As with any fighting games, you’ll also have online battles where you can take your skills and show them off or get beat down. As most online battles are filled by passionate fans of the franchise, you may want to practice a bit before trying your luck. If local fighting is more your thing, Free Battles mode has plenty of modes for you to chew on. You can work on your skills with Practice mode or versus a friend. Courageous and skilled players can also test their skills with Survival mode, fighting as many opponents in a row without falling in battle. Tournament and League modes will also test the strongest Naruto players.

Unfortunately for newcomers, this could feel very overwhelming. While the introductory fight of Story Mode lets you get acquainted with the controls, there isn’t a tutorial per se. Luckily, there is a Practice mode which is highly recommended if this is your first foray into the Ultimate Ninja Storm series. Additionally, there isn’t any difficulty setting either, which can prove frustrating if you keep getting your ass handed to you during Story mode or any other of the game’s multiple modes. It will however force players to dedicate themselves to the game and get into the groove with one or more characters. Once you’ve gotten a hang of the game’s control scheme, fights will actually feel challenging – not too easy nor too hard. Some fights will feel insanely overwhelming if you’re not careful, but once you get knocked out you’re brought back directly into the fight. However, before you can continue dishing out (or receiving) the beatdown, you’ll be given the choice to return to the fight under certain criteria. For example, you’ll be able to either return with an Attack Boost or Increased Defense, giving you a chance to move on.


In terms of presentation, the game in on point. As stated, the game’s story mode is told through storyboard and in-game cutscenes, both of which are wonderfully designed and colourful. Whether it be the characters or when characters deform the scenery for battle, the visuals are colorful and beautifully drawn; and it’s all displayed in gorgeous 1080p. The game’s audio is great; dramatic tunes for intense parts and adequate touchy-feely tracks for the more emotional sequences. The voice actors all nail their jobs perfectly, although with most of the game’s story being told through storyboards, the characters’ emotions don’t come out as intense as they’re meant to be.
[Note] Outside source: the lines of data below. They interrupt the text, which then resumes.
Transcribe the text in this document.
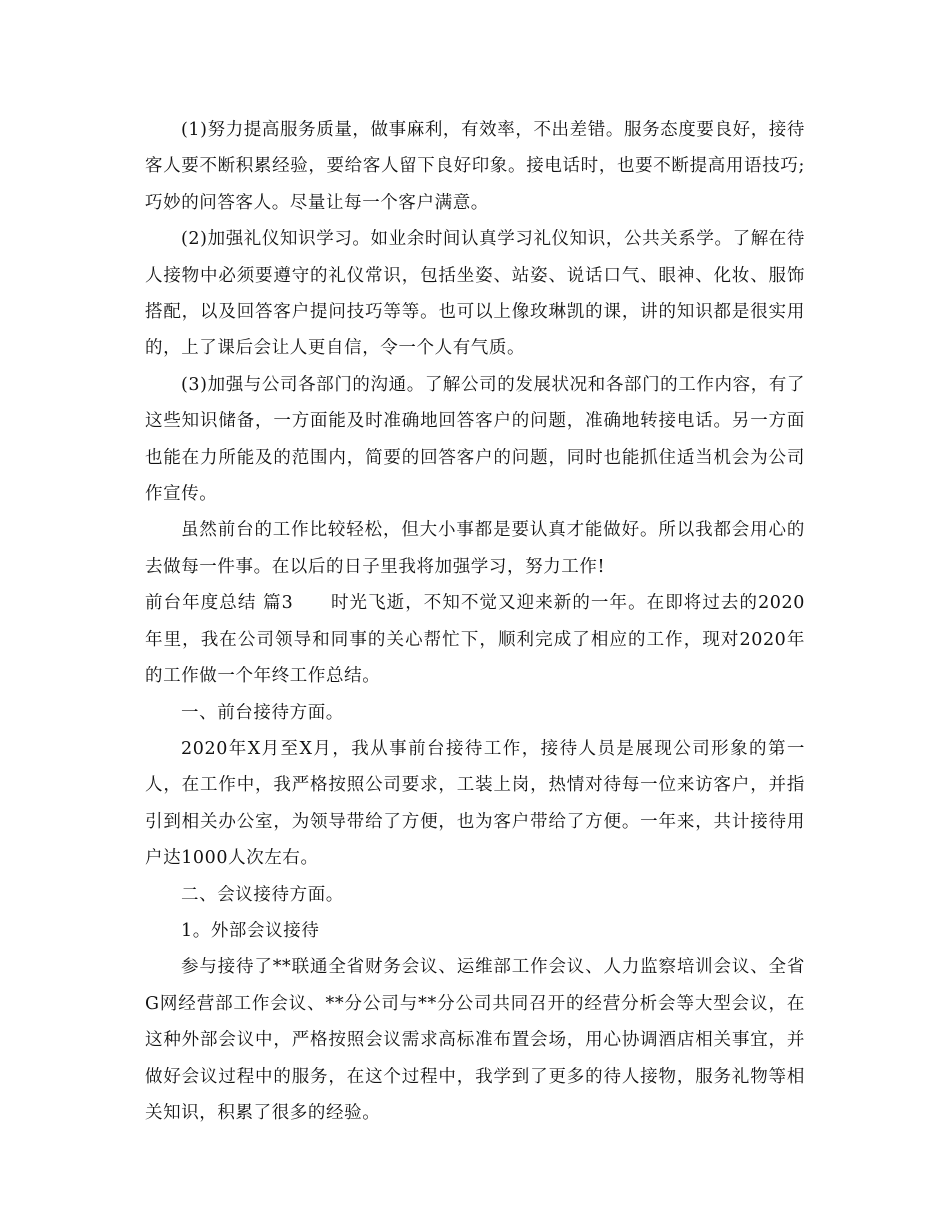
(1)努力提高服务质量，做事麻利，有效率，不出差错。服务态度要良好，接待客人要不断积累经验，要给客人留下良好印象。接电话时，也要不断提高用语技巧;巧妙的问答客人。尽量让每一个客户满意。

(2)加强礼仪知识学习。如业余时间认真学习礼仪知识，公共关系学。了解在待人接物中必须要遵守的礼仪常识，包括坐姿、站姿、说话口气、眼神、化妆、服饰搭配，以及回答客户提问技巧等等。也可以上像玫琳凯的课，讲的知识都是很实用的，上了课后会让人更自信，令一个人有气质。

(3)加强与公司各部门的沟通。了解公司的发展状况和各部门的工作内容，有了这些知识储备，一方面能及时准确地回答客户的问题，准确地转接电话。另一方面也能在力所能及的范围内，简要的回答客户的问题，同时也能抓住适当机会为公司作宣传。

虽然前台的工作比较轻松，但大小事都是要认真才能做好。所以我都会用心的去做每一件事。在以后的日子里我将加强学习，努力工作!

前台年度总结 篇3　　时光飞逝，不知不觉又迎来新的一年。在即将过去的2020年里，我在公司领导和同事的关心帮忙下，顺利完成了相应的工作，现对2020年的工作做一个年终工作总结。

一、前台接待方面。

2020年X月至X月，我从事前台接待工作，接待人员是展现公司形象的第一人，在工作中，我严格按照公司要求，工装上岗，热情对待每一位来访客户，并指引到相关办公室，为领导带给了方便，也为客户带给了方便。一年来，共计接待用户达1000人次左右。

二、会议接待方面。

1。外部会议接待

参与接待了**联通全省财务会议、运维部工作会议、人力监察培训会议、全省G网经营部工作会议、**分公司与**分公司共同召开的经营分析会等大型会议，在这种外部会议中，严格按照会议需求高标准布置会场，用心协调酒店相关事宜，并做好会议过程中的服务，在这个过程中，我学到了更多的待人接物，服务礼物等相关知识，积累了很多的经验。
Naruto Shippuden: Ultimate Ninja Storm 4 is CyberConnect2’s perfect swan song to the UNS series. Although I never played the previous iterations, CC2 created something that legitimately got me hooked. Sure, there’s a steep learning curve as newcomers will need to adapt to the fast paced battles and intricacies, but it never makes you feel like you suck and it feels extremely rewarding once you start winning battles. And once you’re done with Story mode, there’s so much content to keep you busy for the long run. If you crave something different and fast paced, I highly recommend Naruto Shippuden: Ultimate Ninja Storm 4. And returning Naruto Shippuden players will feel right at home all the while learning the game’s new mechanics.

The Good

  • Fast paced battles
  • So much content
  • Properly paced story
  • Wide variety of characters

The Bad

  • Lack of tutorial to ease in newcomers
  • Annoying QTEs
  • Steep learning curve

Family Focus

Naruto Shippuden: Ultimate Ninja Storm 4 is rated T for Teen as it features blood, some crude language, suggestive themes and violence. I mean, you didn’t expect a game where everyone beating everyone up to be accessible for the little ones?